The US$1.8 billion project began in 2006 and electricity generation started in October 2015.[3][4][5] The remaining generators were operational by 2016.[6] The project has experienced serious delays; in May 2012, full commissioning had been scheduled for June 2013.[7] The dam was inaugurated by Prime Minister Hailemariam Desalegn on 17 December 2016.[8]

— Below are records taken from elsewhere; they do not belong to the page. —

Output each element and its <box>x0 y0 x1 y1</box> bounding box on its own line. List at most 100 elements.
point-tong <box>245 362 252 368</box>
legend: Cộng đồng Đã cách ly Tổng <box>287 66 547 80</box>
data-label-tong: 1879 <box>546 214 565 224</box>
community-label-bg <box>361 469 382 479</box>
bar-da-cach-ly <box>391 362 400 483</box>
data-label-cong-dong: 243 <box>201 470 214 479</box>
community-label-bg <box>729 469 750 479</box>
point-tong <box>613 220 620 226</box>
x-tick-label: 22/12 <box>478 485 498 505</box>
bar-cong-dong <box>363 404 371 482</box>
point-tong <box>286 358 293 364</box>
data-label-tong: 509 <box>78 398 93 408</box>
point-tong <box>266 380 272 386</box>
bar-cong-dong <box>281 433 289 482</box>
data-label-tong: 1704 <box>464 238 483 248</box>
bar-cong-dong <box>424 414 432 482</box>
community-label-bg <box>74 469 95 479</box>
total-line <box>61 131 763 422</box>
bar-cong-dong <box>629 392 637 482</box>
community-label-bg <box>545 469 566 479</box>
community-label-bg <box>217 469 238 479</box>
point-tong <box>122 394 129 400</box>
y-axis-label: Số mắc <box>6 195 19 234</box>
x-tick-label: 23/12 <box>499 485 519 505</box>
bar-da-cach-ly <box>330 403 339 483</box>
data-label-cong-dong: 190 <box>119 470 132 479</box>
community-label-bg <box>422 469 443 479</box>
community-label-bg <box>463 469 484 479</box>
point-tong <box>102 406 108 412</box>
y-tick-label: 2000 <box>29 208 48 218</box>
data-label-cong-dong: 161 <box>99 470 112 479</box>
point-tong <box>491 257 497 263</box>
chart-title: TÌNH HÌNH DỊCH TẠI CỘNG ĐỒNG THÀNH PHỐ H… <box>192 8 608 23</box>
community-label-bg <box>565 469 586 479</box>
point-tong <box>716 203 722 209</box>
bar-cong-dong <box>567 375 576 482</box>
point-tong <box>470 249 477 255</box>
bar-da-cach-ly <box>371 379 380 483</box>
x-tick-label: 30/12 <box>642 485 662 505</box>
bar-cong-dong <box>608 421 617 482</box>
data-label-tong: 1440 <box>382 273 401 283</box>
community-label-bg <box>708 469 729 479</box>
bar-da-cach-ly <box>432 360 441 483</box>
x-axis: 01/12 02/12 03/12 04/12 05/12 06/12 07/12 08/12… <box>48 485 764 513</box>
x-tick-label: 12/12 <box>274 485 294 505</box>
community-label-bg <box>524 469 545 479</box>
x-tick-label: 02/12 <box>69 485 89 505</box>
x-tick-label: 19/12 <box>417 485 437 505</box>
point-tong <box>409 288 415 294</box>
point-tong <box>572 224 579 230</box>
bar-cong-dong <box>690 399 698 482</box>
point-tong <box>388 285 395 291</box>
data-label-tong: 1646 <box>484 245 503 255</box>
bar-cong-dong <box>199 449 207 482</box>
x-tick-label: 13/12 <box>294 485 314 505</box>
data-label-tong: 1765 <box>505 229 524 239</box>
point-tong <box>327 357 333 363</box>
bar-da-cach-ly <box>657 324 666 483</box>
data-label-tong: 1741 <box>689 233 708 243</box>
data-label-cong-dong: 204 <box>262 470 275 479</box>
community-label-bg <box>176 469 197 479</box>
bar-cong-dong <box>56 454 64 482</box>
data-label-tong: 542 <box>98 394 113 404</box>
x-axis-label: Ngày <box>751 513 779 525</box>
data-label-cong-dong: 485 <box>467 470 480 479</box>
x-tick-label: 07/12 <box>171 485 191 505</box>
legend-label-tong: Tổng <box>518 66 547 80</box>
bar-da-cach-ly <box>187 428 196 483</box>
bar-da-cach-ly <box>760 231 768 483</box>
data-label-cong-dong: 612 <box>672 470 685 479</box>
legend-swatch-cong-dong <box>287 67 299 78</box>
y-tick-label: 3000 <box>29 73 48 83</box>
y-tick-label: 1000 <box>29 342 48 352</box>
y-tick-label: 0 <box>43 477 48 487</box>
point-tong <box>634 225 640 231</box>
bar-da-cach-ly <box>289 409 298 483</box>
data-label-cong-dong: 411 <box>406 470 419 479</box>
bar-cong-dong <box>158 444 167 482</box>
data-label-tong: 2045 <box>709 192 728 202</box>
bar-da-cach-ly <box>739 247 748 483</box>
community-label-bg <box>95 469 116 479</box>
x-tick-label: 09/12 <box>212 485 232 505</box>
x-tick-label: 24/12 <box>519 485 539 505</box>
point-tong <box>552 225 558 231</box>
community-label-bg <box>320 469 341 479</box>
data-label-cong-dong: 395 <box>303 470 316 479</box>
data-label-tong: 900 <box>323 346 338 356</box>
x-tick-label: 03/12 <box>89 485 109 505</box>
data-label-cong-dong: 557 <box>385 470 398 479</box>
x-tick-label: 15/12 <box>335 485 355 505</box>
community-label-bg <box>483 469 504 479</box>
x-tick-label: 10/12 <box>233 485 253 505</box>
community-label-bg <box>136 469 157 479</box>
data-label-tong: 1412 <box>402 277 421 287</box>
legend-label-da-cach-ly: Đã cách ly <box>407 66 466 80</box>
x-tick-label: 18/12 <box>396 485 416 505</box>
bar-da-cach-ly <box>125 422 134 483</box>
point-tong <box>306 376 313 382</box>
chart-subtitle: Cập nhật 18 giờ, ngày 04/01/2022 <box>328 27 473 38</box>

Local and international environmental groups forecast major negative environmental and social impacts of the dam and criticized the project's environmental and social impact assessment as insufficient. Because of this and accusations that the entire approval process for the project was suspect,[9] funding for the full construction cost was not secured, as the African Development Bank delayed a decision about a loan pending a review of the dam's environmental impact by its compliance review and mediation unit. This dates back to August 2009 when they accepted a call from NGOs for such a review.[10] In August 2010 Ethiopian Prime Minister Meles Zenawi vowed to complete the dam "at any cost", saying the dam's critics "don’t want to see developed Africa; they want us to remain undeveloped and backward to serve their tourists as a museum."[11]